Dinner came and went though, with ne’er a dumping in sight. Which immediately made Kate think – did he just want her to enjoy the last day of their holiday before ending it at the airport on the way home? Or would she just get the long, slow freeze-out that guys often did, where they just stopped calling, stopped phoning, where there was no contact at all and you were supposed to magically deduce that it was all over?
They both had a twitchy, restless night, but the following morning when Damien got up about 7 a.m. and abruptly walked out of the room without saying a word, Kate figured that it was all over. By ten in the morning, he still hadn’t come back and she was wondering if he’d just abandoned her and was now already halfway on a flight to Rio just to get away from her, when suddenly her phone rang.

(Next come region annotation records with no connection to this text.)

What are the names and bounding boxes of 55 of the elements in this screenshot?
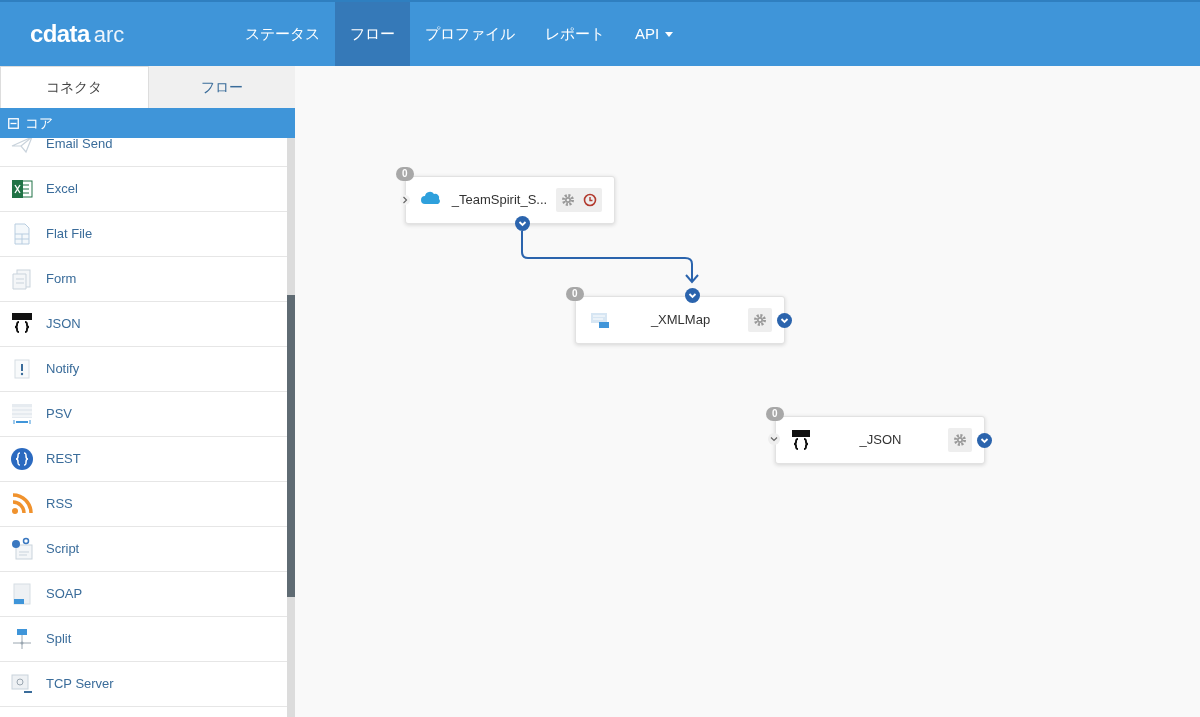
connector-item[interactable]: REST bbox=[0, 437, 287, 482]
clock-icon[interactable] bbox=[583, 193, 597, 207]
settings-icon[interactable] bbox=[753, 313, 767, 327]
port-chevron-icon[interactable] bbox=[777, 313, 792, 328]
node-label: _TeamSpirit_S... bbox=[450, 191, 549, 210]
connector-item[interactable]: Split bbox=[0, 617, 287, 662]
connector-item[interactable]: TCP Server bbox=[0, 662, 287, 707]
connector-item[interactable]: Notify bbox=[0, 347, 287, 392]
connector-item[interactable]: Script bbox=[0, 527, 287, 572]
chevron-right-icon[interactable] bbox=[400, 194, 410, 206]
count-badge: 0 bbox=[566, 287, 584, 301]
connector-item[interactable]: JSON bbox=[0, 302, 287, 347]
braces-icon bbox=[789, 428, 813, 452]
flow-node[interactable]: _JSON bbox=[775, 416, 985, 464]
braces-icon bbox=[10, 312, 34, 336]
split-icon bbox=[10, 627, 34, 651]
flow-node[interactable]: _XMLMap bbox=[575, 296, 785, 344]
port-chevron-icon[interactable] bbox=[515, 216, 530, 231]
scrollbar-thumb[interactable] bbox=[287, 295, 295, 597]
flow-node[interactable]: _TeamSpirit_S... bbox=[405, 176, 615, 224]
input-port-icon[interactable] bbox=[685, 288, 700, 303]
group-label: コア bbox=[25, 113, 53, 133]
nav-tab[interactable]: フロー bbox=[335, 2, 410, 66]
connector-item[interactable]: Flat File bbox=[0, 212, 287, 257]
document-icon bbox=[10, 582, 34, 606]
spreadsheet-icon bbox=[10, 177, 34, 201]
connector-item[interactable]: Excel bbox=[0, 167, 287, 212]
port-chevron-icon[interactable] bbox=[977, 433, 992, 448]
node-label: _JSON bbox=[858, 431, 903, 450]
count-badge: 0 bbox=[396, 167, 414, 181]
chevron-down-icon[interactable] bbox=[768, 433, 780, 445]
file-lines-icon bbox=[10, 402, 34, 426]
form-icon bbox=[10, 267, 34, 291]
nav-tab[interactable]: ステータス bbox=[230, 2, 335, 66]
product-name: arc bbox=[93, 20, 125, 49]
connector-item[interactable]: Form bbox=[0, 257, 287, 302]
nav-tab[interactable]: レポート bbox=[530, 2, 620, 66]
braces-circle-icon bbox=[10, 447, 34, 471]
server-icon bbox=[10, 672, 34, 696]
brand-logo[interactable]: cdata bbox=[30, 16, 90, 52]
connector-item[interactable]: SOAP bbox=[0, 572, 287, 617]
connector-item[interactable]: RSS bbox=[0, 482, 287, 527]
settings-icon[interactable] bbox=[953, 433, 967, 447]
node-label: _XMLMap bbox=[649, 311, 712, 330]
collapse-icon bbox=[8, 117, 19, 129]
feed-icon bbox=[10, 492, 34, 516]
connector-item[interactable]: Email Send bbox=[0, 138, 287, 167]
group-header[interactable]: コア bbox=[0, 108, 295, 138]
nav-tab[interactable]: プロファイル bbox=[410, 2, 530, 66]
connector-item[interactable]: PSV bbox=[0, 392, 287, 437]
count-badge: 0 bbox=[766, 407, 784, 421]
settings-icon[interactable] bbox=[561, 193, 575, 207]
panel-tab[interactable]: コネクタ bbox=[0, 66, 149, 108]
nav-tab[interactable]: API bbox=[620, 2, 689, 66]
gear-document-icon bbox=[10, 537, 34, 561]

Damien. Telling her to go out onto the balcony and to stay on the phone. Puzzled, she did as she was told.
‘I’m right down here in the garden,’ he told her as she stepped outside, snuggled into her giant, oversized hotel dressing gown. She looked down, scanning the horizon – and sure enough she spotted him. Standing in a sea – no, an actual ocean – of white magnolias that had been carefully laid out all over the grass, three floors down beneath her. So stunning, they left her speechless.
‘Read the flowers!’ he yelled up at her.
In total shock, she did as she was told. They would have spelled out WILL YOU MARRY ME? Only the first M had blown away in the breeze, so what it actually said was WILL YOU ARRY ME? Apparently Damien’s plan had been to spell it out for her in candles the previous night, only the thunderous weather put paid to that.
Rain or shine, day or night, it hardly mattered though. Kate’s answer still would have been exactly the same.
Only one thing struck her as being slightly odd though. While she was excitedly phoning her parents and family to pass on the great news, Damien’s first call had been to the press.